In an effort to fund state parks, seven Florida trails may soon be open to advertisers.
A bill to allow companies to buy ad space at trail access points is almost ready for debate in the Florida Senate. Nature enthusiasts aren’t very enthused about the plan.
Mae Cleveland is training for the Boston Marathon along the St. Mark's Trail in Tallahassee, her favorite place to train.
“I’m going to try to qualify for Boston, so give it one last shot,” she said as she set out on a 10-mile run. "They do a really good job keeping it up.”
Funding for state parks and trails is dwindling. Donations help, but more may be needed to keep the area clean and safe. State Senator Stephen Wise is moving a bill to allow companies to sponsor the St. Marks Trail and six others.
"They pave it, they keep it up, they cut the grass and do those kinds of things and make it nice," he said. "If you don’t have money to do that, what does it turn in to?”
The bill would allow companies to post signs up to 16 square feet in parking lots at trailheads. They could also put them at the head of the trail. Smaller signs, no larger than 4 square feet could be displayed at other public entrances.
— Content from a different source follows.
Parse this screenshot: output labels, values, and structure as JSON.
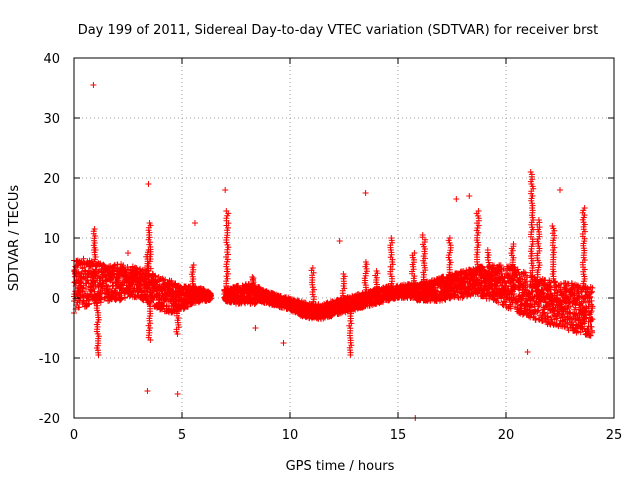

Who can advertise and what the signs look like would be left up to the Florida Office of Greenways and Trails.
Mae’s not a huge fan of her favorite trail having a corporate sponsor.
“Personal preference, I just like the natural aspect of it,” she said. But if the choice is between opening the trail to ads or shutting them down, Mae and others choose ads.
The seven trails named in the bill are: Florida Keys Overseas Heritage Trail, Blackwater Heritage Trail, St. Marks Historic Railroad State Trail,
Nature Coast State Trail, Withlacoochee State Trail, General James A. Van Fleet State Trail, and Palatka-Lake Butler State Trail.
Eighty-five percent of the money generated from sponsors would be put into a trust fund set up to maintain the trails. the other 15 percent would be used to promote traffic and bike safety.